Tensions ran so high in the executive ranks of the Los Angeles Department of Water and Power last year that the utility hired an organizational psychologist to sort out the ill feelings.
The psychologist received nearly $50,000 under a contract that required him to give only an oral report to Mayor Antonio Villaraigosa's office. As a result, there is no written record, a DWP spokesman said.
But several sources said the psychologist found an intense battle between the two men attempting to carry out Villaraigosa's policies: then-General Manager H. David Nahai and Raman Raj, the No. 2 executive.
Since no one in the mayor's office would comment, the exact reason for hiring the outside firm is unclear. But a short time after the report was commissioned, Nahai resigned.
In separate interviews, Nahai declined to discuss his relationship with Raj, and Raj said he got along fine with Nahai. But former Deputy Mayor S. David Freeman, who handled environmental issues for Villaraigosa, had a different story. Freeman said Dr. Clinton McLemore, of San Juan Capistrano-based Relational Dynamics, was brought in to "figure out how to reduce the tensions" among the executive staff.
Nahai "was just a chronic complainer about [Raj]. And vice versa, I might add," Freeman said.
Nahai and Raj became the top two executives at the utility in November 2007. Both had raised money for Villaraigosa's 2005 mayoral campaign.
Nahai, a lawyer, had spent two years as a DWP commissioner but had never been a utility manager. Raj had worked as a DWP executive starting in 1999, but left two years later after the administration of then-Mayor Richard Riordan commissioned a report that recommended his ouster.
The report concluded that Raj had given Brian D'Arcy, the head of the DWP employee union, "too much influence in the management" of the utility and said Raj could not be trusted to "act in the department's interest" if they conflicted with his own.
Villaraigosa's office allowed Raj to return in 2007 with more authority: Department heads reported directly to him. After a year, Nahai decided to rework the organizational chart so that the managers answered to him. Villaraigosa's advisors blocked that move, Nahai said.
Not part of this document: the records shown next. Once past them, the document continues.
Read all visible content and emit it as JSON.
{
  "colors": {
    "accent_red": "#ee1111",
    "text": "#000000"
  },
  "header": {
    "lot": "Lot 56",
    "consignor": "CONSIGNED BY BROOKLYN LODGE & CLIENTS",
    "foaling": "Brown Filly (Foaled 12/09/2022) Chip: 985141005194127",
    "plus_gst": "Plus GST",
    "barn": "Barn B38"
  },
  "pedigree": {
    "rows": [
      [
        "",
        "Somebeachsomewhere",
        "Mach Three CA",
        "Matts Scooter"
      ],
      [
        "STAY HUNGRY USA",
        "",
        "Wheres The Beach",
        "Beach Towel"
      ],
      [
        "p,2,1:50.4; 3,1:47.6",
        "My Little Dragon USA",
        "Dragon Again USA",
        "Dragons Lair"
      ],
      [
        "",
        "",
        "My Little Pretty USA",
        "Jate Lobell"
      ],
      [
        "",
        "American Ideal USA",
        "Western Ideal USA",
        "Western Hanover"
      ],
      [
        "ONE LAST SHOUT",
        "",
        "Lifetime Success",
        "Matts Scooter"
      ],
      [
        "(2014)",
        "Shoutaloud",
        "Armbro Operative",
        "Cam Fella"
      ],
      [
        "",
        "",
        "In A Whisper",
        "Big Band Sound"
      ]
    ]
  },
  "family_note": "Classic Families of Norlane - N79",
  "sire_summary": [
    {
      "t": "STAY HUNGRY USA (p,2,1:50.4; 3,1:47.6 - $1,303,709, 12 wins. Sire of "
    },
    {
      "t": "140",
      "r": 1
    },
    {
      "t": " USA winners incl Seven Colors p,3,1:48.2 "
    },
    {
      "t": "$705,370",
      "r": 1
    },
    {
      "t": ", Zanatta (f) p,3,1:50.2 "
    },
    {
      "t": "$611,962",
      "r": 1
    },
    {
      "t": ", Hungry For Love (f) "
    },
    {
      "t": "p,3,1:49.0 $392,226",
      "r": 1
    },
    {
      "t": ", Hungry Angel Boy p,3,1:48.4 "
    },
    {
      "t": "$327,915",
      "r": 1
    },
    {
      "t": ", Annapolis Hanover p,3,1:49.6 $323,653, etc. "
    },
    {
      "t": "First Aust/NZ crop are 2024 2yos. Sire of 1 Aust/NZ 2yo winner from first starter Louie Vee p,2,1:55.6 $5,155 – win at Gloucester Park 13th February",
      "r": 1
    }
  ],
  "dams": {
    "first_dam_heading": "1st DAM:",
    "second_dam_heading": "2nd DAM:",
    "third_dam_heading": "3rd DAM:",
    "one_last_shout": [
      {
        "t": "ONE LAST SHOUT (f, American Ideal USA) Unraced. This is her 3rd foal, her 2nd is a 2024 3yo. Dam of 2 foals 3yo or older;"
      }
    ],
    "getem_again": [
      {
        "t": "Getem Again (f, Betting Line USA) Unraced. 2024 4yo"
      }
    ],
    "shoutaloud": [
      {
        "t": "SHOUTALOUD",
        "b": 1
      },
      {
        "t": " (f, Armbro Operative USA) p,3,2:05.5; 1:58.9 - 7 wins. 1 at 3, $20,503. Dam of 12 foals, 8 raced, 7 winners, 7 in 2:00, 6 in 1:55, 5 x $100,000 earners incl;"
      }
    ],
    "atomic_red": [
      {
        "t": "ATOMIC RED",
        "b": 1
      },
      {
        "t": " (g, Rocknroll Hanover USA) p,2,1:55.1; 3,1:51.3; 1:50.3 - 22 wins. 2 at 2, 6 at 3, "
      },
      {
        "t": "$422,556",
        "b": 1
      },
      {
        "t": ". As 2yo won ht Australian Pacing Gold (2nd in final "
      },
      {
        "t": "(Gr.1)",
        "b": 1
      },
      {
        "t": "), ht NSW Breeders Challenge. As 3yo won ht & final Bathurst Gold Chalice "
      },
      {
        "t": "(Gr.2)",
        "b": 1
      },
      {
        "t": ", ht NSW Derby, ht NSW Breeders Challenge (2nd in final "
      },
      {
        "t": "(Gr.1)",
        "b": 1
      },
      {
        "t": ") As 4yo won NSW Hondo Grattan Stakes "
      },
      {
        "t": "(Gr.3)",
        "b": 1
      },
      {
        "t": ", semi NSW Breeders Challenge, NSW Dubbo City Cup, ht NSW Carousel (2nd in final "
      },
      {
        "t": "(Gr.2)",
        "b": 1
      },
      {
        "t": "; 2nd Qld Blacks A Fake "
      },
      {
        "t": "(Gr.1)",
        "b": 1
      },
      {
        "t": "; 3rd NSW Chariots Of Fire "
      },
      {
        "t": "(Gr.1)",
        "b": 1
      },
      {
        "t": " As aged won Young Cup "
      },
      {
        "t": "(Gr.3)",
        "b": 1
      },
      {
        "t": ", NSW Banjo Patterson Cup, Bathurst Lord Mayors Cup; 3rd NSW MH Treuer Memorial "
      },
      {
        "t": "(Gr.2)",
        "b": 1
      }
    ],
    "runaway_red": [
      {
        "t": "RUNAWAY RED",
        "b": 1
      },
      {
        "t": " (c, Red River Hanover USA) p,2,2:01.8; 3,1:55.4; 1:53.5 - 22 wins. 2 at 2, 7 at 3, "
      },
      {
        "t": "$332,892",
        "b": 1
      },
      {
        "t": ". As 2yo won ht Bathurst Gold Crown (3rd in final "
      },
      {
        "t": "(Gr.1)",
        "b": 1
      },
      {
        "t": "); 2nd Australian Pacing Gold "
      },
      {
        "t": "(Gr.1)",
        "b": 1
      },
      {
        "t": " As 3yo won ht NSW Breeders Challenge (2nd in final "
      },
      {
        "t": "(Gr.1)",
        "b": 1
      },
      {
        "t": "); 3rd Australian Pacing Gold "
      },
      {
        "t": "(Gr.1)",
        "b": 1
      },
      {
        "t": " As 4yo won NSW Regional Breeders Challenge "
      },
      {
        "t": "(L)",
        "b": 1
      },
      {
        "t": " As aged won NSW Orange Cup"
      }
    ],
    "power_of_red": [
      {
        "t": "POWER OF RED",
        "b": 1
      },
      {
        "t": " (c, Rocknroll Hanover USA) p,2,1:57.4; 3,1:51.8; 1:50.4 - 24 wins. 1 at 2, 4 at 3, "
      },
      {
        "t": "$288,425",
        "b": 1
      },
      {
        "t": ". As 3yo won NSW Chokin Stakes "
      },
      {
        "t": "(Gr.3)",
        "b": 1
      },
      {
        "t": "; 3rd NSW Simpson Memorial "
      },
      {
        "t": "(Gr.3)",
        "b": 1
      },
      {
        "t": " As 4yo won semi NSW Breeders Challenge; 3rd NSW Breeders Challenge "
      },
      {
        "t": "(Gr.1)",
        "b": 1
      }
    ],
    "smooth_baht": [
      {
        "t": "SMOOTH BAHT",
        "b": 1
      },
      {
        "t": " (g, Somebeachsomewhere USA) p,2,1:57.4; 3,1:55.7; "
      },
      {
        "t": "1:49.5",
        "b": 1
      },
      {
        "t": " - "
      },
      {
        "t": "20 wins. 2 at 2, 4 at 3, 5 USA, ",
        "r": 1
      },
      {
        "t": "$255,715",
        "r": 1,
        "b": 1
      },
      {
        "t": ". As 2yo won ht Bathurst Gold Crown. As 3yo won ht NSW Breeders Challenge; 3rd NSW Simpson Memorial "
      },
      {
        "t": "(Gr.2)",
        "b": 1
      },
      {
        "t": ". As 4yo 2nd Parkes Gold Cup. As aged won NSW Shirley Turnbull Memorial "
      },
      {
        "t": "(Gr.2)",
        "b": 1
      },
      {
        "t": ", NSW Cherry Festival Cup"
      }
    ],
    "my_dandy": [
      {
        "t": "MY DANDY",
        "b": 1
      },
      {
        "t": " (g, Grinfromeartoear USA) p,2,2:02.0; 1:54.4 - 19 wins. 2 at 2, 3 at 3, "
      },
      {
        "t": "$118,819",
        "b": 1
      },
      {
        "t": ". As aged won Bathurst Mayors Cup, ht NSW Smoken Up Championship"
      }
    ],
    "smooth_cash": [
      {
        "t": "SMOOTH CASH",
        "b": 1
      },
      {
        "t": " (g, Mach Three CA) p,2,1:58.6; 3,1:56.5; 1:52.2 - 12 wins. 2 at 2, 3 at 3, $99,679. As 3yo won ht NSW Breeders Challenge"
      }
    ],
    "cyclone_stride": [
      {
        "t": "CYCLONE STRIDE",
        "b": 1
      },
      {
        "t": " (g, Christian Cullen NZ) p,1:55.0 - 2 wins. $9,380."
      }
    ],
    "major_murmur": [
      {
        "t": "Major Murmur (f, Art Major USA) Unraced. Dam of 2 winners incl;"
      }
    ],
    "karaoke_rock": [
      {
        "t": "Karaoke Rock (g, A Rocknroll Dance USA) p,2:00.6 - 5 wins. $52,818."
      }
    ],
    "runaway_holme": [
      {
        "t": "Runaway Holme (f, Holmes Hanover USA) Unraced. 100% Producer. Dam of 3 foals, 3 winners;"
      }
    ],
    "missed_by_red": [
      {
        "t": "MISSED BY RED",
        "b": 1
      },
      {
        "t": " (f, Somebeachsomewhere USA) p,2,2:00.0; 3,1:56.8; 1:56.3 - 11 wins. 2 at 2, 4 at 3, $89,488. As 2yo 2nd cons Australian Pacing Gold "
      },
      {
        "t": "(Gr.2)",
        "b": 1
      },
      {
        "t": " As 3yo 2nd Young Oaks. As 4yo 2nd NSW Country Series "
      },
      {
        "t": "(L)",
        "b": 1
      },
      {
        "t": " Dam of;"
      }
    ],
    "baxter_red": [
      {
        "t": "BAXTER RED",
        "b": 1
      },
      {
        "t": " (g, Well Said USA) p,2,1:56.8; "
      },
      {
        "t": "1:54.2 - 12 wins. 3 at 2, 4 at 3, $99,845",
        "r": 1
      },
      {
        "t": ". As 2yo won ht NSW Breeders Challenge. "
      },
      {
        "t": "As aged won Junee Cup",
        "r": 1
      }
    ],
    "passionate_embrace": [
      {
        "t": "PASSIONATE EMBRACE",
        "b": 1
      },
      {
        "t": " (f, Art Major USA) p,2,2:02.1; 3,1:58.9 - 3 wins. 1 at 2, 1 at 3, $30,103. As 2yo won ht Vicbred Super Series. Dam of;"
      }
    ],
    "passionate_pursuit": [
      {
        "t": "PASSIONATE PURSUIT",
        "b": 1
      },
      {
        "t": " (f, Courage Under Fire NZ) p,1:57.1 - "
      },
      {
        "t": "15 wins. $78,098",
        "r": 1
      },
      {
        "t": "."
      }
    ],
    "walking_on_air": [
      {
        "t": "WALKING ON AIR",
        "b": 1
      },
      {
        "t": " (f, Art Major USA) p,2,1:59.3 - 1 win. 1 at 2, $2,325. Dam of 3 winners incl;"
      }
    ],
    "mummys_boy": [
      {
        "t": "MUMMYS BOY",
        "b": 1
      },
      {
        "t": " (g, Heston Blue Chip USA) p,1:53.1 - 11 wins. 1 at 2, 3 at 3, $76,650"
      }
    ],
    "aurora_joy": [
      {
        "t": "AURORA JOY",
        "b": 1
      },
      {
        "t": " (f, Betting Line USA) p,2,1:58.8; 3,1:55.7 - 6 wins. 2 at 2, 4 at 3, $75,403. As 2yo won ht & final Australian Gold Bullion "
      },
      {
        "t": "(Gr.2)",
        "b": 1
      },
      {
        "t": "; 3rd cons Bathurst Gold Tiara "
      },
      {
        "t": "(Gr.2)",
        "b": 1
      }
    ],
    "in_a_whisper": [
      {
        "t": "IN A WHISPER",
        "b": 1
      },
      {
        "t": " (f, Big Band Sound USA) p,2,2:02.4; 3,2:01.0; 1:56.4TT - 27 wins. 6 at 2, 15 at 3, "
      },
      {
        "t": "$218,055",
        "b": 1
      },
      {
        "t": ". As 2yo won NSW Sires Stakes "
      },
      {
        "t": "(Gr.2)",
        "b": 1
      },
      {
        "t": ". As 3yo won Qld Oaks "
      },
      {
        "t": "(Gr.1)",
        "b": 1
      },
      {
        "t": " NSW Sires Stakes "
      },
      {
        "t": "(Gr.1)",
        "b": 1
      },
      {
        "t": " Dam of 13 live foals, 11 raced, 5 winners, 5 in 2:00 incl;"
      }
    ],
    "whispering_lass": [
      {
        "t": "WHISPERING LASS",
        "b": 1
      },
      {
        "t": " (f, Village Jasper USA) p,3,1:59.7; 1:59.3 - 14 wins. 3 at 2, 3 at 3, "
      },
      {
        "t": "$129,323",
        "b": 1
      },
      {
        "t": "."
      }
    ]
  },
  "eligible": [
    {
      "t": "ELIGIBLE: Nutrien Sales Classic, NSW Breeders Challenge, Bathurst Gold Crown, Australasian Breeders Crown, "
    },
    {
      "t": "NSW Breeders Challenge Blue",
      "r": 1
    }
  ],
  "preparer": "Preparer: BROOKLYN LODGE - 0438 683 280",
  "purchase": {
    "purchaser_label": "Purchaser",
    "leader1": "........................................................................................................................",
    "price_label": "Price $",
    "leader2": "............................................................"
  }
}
Nahai's stature was weakened further in 2009 after voters rejected a solar energy plan created by Villaraigosa and the DWP employees' union. Within weeks, Villaraigosa hired Freeman, a former DWP general manager who had campaigned for the solar measure, as his new deputy over the utility.
Freeman began scheduling meetings with top DWP officials that excluded Nahai, according to appointment calendars.
In August 2009, DWP executives — without Nahai's knowledge — signed a contract with Relational Dynamics to look at the utility's "executive organizational development." By then, Nahai had tried without success to persuade Villaraigosa's office to let him reassign Raj entirely, according to two sources familiar with the situation.
Nahai finally left the DWP in October.